Research that reveals nine out of 10 active US equity managers fail to outperform benchmarks has been described as “embarrassing” for the industry by an S&P director.
A S&P Dow Jones Indices report found over a five-year period 91.9 per cent of US large-cap managers, 87.9 per cent of mid-cap managers, and 97.6 per cent of small-cap managers lagged their respective benchmarks.
Emerging market funds were the only sector that outperformed their benchmark more often than not over a one-year period, with 57.8 per cent achieving this.
However, over longer time horizons these too underperformed, with 67.6 per cent failing to match the benchmark over five-years.

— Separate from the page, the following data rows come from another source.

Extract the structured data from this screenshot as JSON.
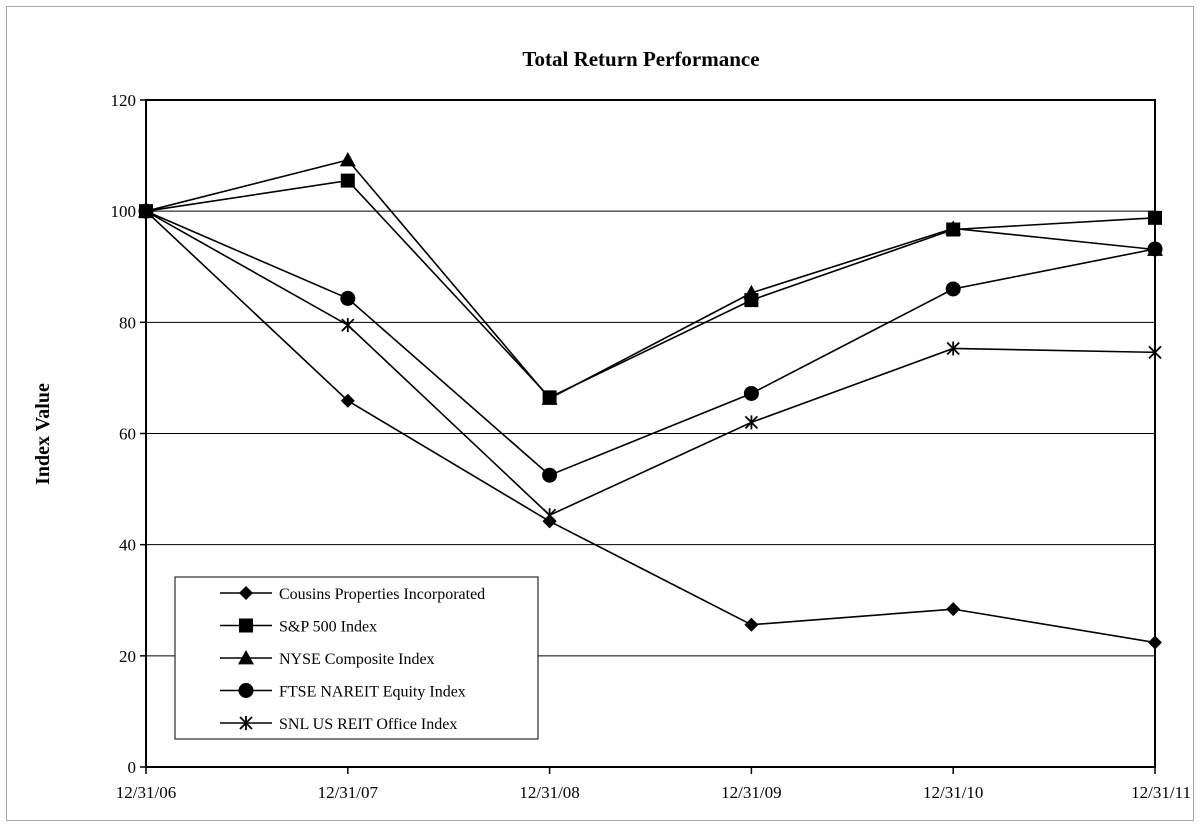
{
  "chart_data": {
    "type": "line",
    "title": "Total Return Performance",
    "xlabel": "",
    "ylabel": "Index Value",
    "x": [
      "12/31/06",
      "12/31/07",
      "12/31/08",
      "12/31/09",
      "12/31/10",
      "12/31/11"
    ],
    "ylim": [
      0,
      120
    ],
    "yticks": [
      0,
      20,
      40,
      60,
      80,
      100,
      120
    ],
    "grid": true,
    "legend_position": "bottom-left",
    "series": [
      {
        "name": "Cousins Properties Incorporated",
        "marker": "diamond",
        "values": [
          100,
          65.9,
          44.2,
          25.6,
          28.4,
          22.4
        ]
      },
      {
        "name": "S&P 500 Index",
        "marker": "square",
        "values": [
          100,
          105.5,
          66.5,
          84.0,
          96.7,
          98.8
        ]
      },
      {
        "name": "NYSE Composite Index",
        "marker": "triangle",
        "values": [
          100,
          109.2,
          66.3,
          85.3,
          96.9,
          93.1
        ]
      },
      {
        "name": "FTSE NAREIT Equity Index",
        "marker": "circle",
        "values": [
          100,
          84.3,
          52.5,
          67.2,
          86.0,
          93.2
        ]
      },
      {
        "name": "SNL US REIT Office Index",
        "marker": "star",
        "values": [
          100,
          79.5,
          45.3,
          62.0,
          75.3,
          74.6
        ]
      }
    ]
  }
}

International equity funds, benchmarked against the S&P 700, underperformed approximately 55 per cent over the one-year and three-year period and 60.5 per cent over a five-year period.
The report also found funds disappearing at a “meaningful rate”. Nearly 21 per cent of US equity funds and the same amount for global equity funds were merged or liquidated, followed by 14 per cent of fixed income funds.
Global research director at S&P Aye Soe said “there is nothing redeeming to say” about US stock pickers in the mutual fund industry, in comments made to the Financial Times.
“This was their chance to prove themselves and earn their paychecks, but across every category they underperformed. It is embarrassing.”
Soe said potential reasons why the US was a more difficult region in which to outperform included that the market was more global and had greater sector diversity.
Furthermore, he added financial data was reported much more widely there. “The US is probably more efficient and transparent in terms of financial information.”